Видимо, Нине Александровне теперь придется, подбирая слова и преодолевая стыд за многолетний, оскорбительный для ветерана семейный обман, как-то изложить Алексею Афанасьевичу хронику перемен. Она не могла вообразить положения, в котором Алексей Афанасьевич, никогда не трепетавший ни перед чем житейским, включая уличных бандитов и капризное начальство, простил бы эту трусость во спасение и повешенный ему для символа брежневский портрет. Глядя на Клумбу, крепко державшую ноготь на какойто найденной строке, Нина Александровна мысленно видела, как пыль бессмертия, подобно тополевому пуху, занимается от выпавшей из пальцев ветерана наконец-то догоревшей спички, — и прозрачный огонек, выедая в белом веществе бескопотную чистую дыру, обнажает то, что есть на самом деле: старую мебель в трещинах и пленках отошедшей полировки, маленький сумасшедший телевизор, порванную игрушку в виде паука, уже неспособного прыгать, но только тяжело дышать глухим резиновым воздухом, стерегущего в складках одеяла потертого пупса.

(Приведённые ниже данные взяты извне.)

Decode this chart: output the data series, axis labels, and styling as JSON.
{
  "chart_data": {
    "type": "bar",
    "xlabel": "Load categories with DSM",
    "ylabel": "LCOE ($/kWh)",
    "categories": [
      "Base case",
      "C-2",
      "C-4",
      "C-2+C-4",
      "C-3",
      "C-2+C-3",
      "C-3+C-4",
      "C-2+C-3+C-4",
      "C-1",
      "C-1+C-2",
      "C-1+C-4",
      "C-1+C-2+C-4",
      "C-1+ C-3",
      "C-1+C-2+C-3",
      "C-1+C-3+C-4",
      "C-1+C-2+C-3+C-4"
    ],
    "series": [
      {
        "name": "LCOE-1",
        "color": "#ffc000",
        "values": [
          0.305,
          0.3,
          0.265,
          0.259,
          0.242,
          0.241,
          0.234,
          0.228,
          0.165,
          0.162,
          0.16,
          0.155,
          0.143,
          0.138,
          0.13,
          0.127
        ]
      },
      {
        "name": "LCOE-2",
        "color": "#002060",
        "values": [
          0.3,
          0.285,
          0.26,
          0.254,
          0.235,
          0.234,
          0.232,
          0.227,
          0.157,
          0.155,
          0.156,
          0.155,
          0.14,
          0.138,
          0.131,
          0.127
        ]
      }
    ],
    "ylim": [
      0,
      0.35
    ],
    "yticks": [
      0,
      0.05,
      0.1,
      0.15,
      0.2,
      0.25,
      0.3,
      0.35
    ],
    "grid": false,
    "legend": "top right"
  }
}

«Так, значит, вы не верите, что ваша дочь украла двенадцать тысяч рублей? — Резкий голос Клумбы вернул забывшуюся Нину Александровну на кухню. — Их надо было распределять по этим спискам, а списки, оказывается, вот они, вы дома в них селедку заворачиваете. Смотрите: номер девяносто четыре, Харитонов А. А. Вашему дедушке тоже полагалось пособие, продукты ему приносили, были бы и деньги, да только Марина Борисовна не постеснялась. Вы поищите, поройтесь у нее в шкафах! Не только двенадцать тысяч, найдете и больше! Не зря они в штабе крутили хвостами и прятали денежки в рукава: люди сутками стояли в очереди, чтобы получить положенное, а эти, небось, за них и расписывались! Теперь агитаторам полагается премия, штаб ничего не платит, так у вашей дочери большие сотни тысяч под трусами и бусками, вы поищите для себя хотя бы, а то вам с дедушкой ничего и не достанется!»